Se c’è un tratto che rende Tito Brandsma attuale, è la sua idea di pace come scelta concreta e quotidiana. Nel suo tempo vedeva un’Europa che si armava e si irrigidiva nelle contrapposizioni. Oggi, in un contesto dove tornano parole come “riarmo”, “nemico”, “blocco”, la sua prospettiva suona quasi provocatoria.

L’immagine è semplice e potentissima: non “armiamoci”, ma “amiamoci”. Una lettera in meno, e cambia il destino. Brandsma non propone slogan: propone un cambio di postura. Andare controcorrente, non uniformarsi alle idee dominanti, non lasciarsi trascinare dalla paura collettiva. Per lui la pace non è una parentesi, è un lavoro. E il lavoro della pace comincia da come guardi l’altro.

La ricerca della sua interiorità: santità come fedeltà alle piccole cose

Raccontare la grandezza spirituale di una persona non è semplice, soprattutto quando non esistono diari o testi sistematici che mostrino, giorno dopo giorno, il suo percorso interiore. È qui che il lavoro di ricostruzione diventa più delicato: bisogna seguire tracce, lettere, episodi, testimonianze, e provare a comporre un profilo coerente.

Eppure il punto che emerge è sorprendentemente vicino alla vita di tutti: la santità non è un gesto eroico isolato, ma una fedeltà. Amore nelle piccole cose, responsabilità quotidiana, coerenza. Non “fare cose straordinarie” per essere visti, ma vivere bene ciò che hai tra le mani. È una visione concreta, quasi anti-retorica, e proprio per questo potente: rende la testimonianza possibile, non lontana.

Cosa resta al lettore dopo l’ultima pagina

La speranza è che chi legge non chiuda il libro con un semplice “che storia incredibile”, ma con una scintilla addosso. Brandsma non è un personaggio da venerare a distanza: è un esempio che invita ad assumersi una responsabilità personale. Non per imitare tutto, ma per scegliere un ambito della propria vita e viverlo fino in fondo: lavoro, famiglia, comunità, studio, impegno sociale.

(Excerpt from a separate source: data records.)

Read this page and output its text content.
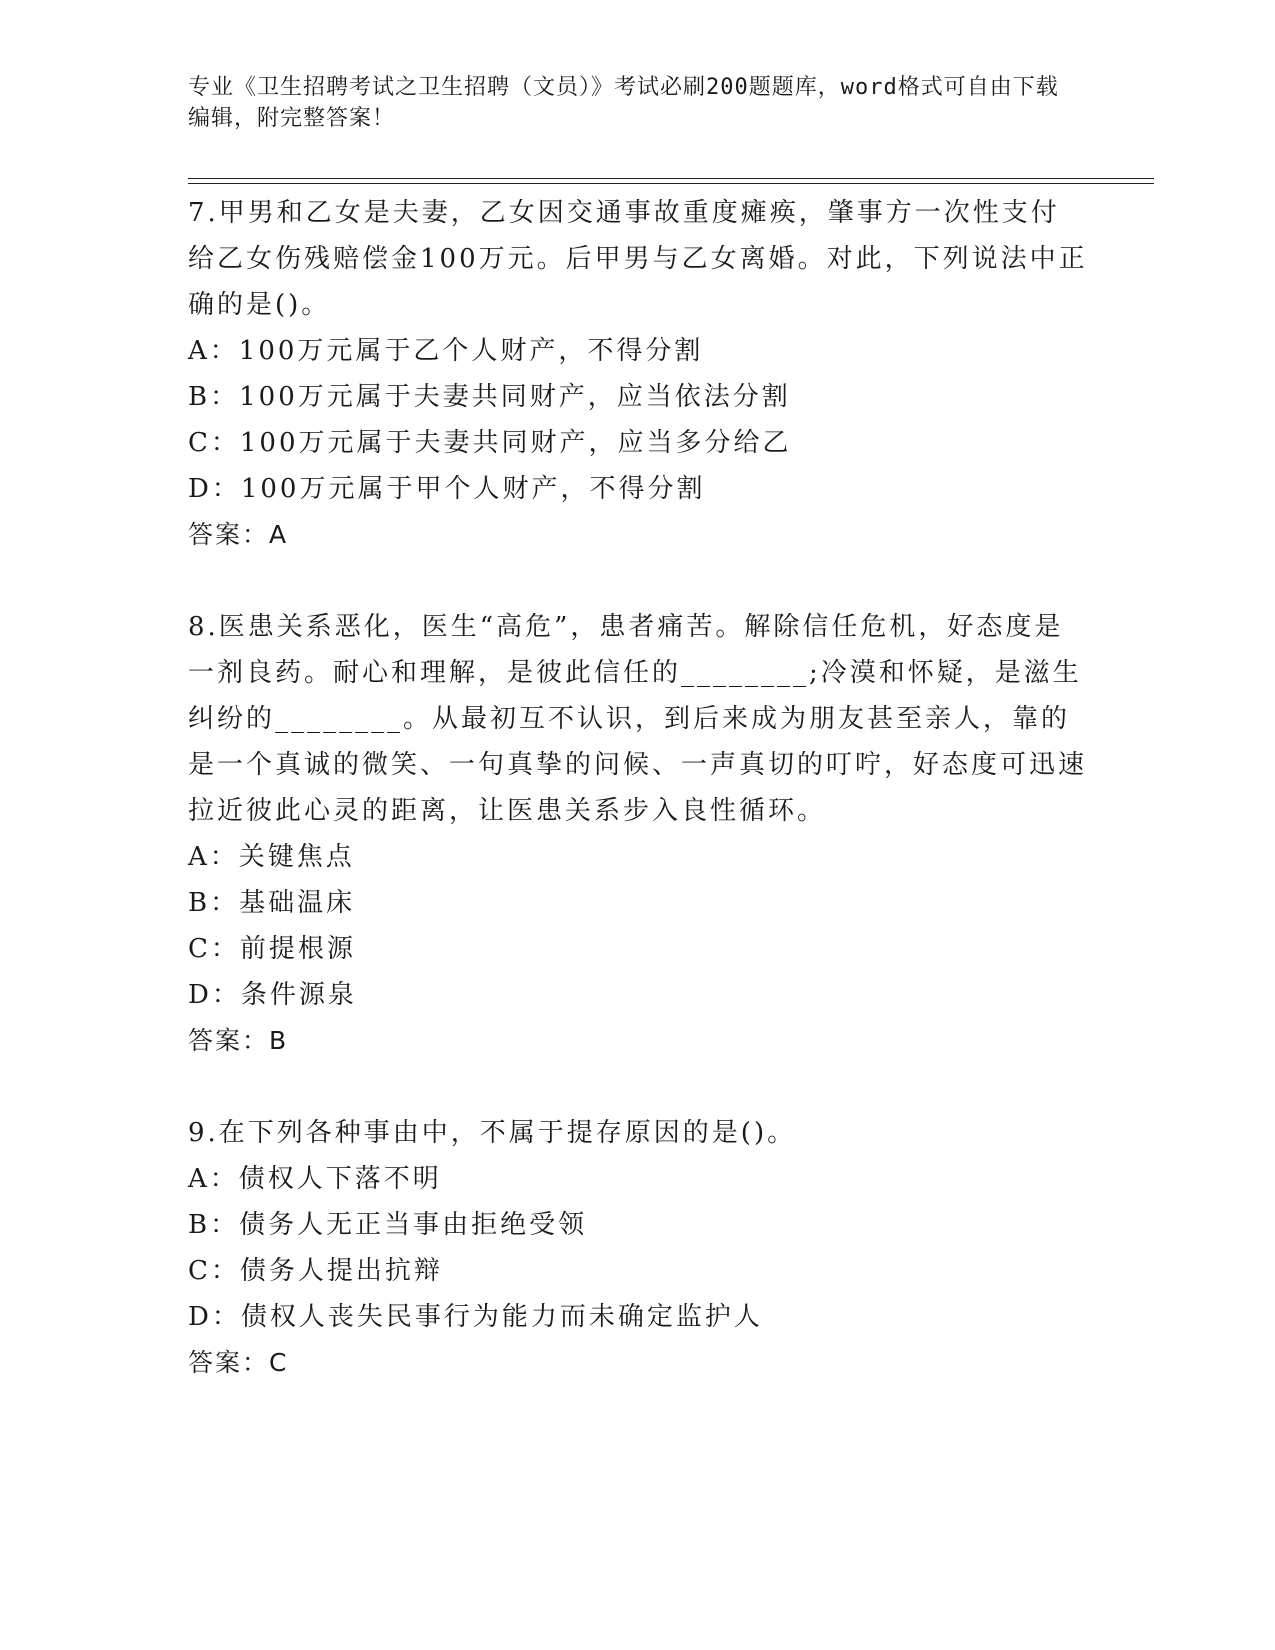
专业《卫生招聘考试之卫生招聘（文员）》考试必刷200题题库，word格式可自由下载编辑，附完整答案！

7.甲男和乙女是夫妻，乙女因交通事故重度瘫痪，肇事方一次性支付给乙女伤残赔偿金100万元。后甲男与乙女离婚。对此，下列说法中正确的是()。

A：100万元属于乙个人财产，不得分割

B：100万元属于夫妻共同财产，应当依法分割

C：100万元属于夫妻共同财产，应当多分给乙

D：100万元属于甲个人财产，不得分割

答案：A

8.医患关系恶化，医生“高危”，患者痛苦。解除信任危机，好态度是一剂良药。耐心和理解，是彼此信任的________;冷漠和怀疑，是滋生纠纷的________。从最初互不认识，到后来成为朋友甚至亲人，靠的是一个真诚的微笑、一句真挚的问候、一声真切的叮咛，好态度可迅速拉近彼此心灵的距离，让医患关系步入良性循环。

A：关键焦点

B：基础温床

C：前提根源

D：条件源泉

答案：B

9.在下列各种事由中，不属于提存原因的是()。

A：债权人下落不明

B：债务人无正当事由拒绝受领

C：债务人提出抗辩

D：债权人丧失民事行为能力而未确定监护人

答案：C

Anche perché Brandsma non fu una figura “chiusa” nel suo ruolo religioso: fu attivo nel mondo, nella formazione, nella cultura, nel pensiero. E dimostra che la spiritualità non è fuga dalla realtà, ma un modo di abitarla con più forza e più lucidità.

Uno sguardo al futuro: dialogo e ponti

Guardando avanti, il lavoro di Polisano si muove verso un tema urgente e spesso frainteso: il dialogo. Il dialogo non come compromesso debole, ma come costruzione di ponti in un mondo sempre più tentato da muri, identitarismi e semplificazioni. In questa prospettiva, la storia di Tito Brandsma diventa una lente: se la dignità dell’uomo resta inviolabile anche nel luogo più disumano, allora può e deve restare inviolabile ovunque.

E forse è proprio questo il senso più forte di una biografia come questa: non parlare solo del passato, ma consegnare al presente una domanda. Che tipo di persone vogliamo essere, quando il mondo ci spinge a diventare l’opposto?